Sind reine Frauenteams sinnvoll?
„Paradoxerweise bin ich keine absolute Verfechterin von reinen Frauenteams“, gesteht Elodie. „Ein gemischtes Segelteam aus Männer und Frauen kann genauso stark sein wie ein anderes. Aber es ist momentan die einzige Chance, zu Geld zu kommen, um im Profizirkus mitzumischen.“ Langsam komme jedoch Bewegung in die Sache, fährt Elodie fort: „Es tut sich etwas. Die dreifache Olympiateilnehmerin Nathalie Brugger zum Beispiel stösst dieses Jahr zu Realteam.
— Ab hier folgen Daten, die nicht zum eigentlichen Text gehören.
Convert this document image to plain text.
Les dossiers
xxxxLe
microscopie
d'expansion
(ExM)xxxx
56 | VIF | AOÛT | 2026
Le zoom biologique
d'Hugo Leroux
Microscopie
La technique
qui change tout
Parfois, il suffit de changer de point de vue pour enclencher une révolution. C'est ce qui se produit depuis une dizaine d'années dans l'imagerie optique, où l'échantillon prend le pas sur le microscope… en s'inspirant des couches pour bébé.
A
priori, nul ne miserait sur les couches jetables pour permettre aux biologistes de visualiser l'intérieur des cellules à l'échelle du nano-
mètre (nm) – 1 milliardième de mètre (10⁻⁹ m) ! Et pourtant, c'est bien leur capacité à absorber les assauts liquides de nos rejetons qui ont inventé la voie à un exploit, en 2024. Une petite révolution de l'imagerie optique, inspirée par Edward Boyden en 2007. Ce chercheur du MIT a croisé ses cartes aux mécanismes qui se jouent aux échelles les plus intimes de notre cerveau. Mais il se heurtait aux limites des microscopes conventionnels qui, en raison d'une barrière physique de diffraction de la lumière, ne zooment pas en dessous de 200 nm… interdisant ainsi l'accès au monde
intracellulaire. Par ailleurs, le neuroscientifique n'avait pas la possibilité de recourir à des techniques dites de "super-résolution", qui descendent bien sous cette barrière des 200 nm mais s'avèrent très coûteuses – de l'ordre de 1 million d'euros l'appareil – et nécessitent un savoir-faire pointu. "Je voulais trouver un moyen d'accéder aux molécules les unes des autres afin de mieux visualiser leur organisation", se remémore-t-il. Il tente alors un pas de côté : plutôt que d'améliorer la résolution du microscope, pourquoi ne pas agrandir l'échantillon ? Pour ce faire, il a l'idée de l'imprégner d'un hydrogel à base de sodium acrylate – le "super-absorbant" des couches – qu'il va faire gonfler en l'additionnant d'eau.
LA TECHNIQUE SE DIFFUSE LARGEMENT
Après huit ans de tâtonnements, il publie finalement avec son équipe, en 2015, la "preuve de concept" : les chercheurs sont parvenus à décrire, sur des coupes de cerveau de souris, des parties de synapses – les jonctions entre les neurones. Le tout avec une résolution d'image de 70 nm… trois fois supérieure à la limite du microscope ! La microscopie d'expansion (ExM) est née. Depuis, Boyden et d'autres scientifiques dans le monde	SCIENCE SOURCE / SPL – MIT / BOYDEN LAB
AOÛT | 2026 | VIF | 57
In einem Männerteam ist ihr Profil eindeutig ein Plus.“ Das olympische Segeln geht in diesem Bereich als gutes Beispiel voran. Dank der Einführung der Mixed-Teams auf Nacra 17 profilieren sich Frauen, die künftig durchaus Hauptrollen übernehmen könnten. Da ist zum Beispiel die junge Neuseeländerin Gemma Jones, die in Rio als beste Steuerfrau den 4. Platz belegte.
Bestimmt werden einige den Segelsport weiterhin für eine Männersache halten, weil Kerle eben stärker sind. Dabei steht aber eins fest: Da Segeln sowohl eine körperliche als auch eine intellektuelle Angelegenheit ist, werden Verfechter des Status Quo zumindest auf einer Ebene den Kürzeren ziehen.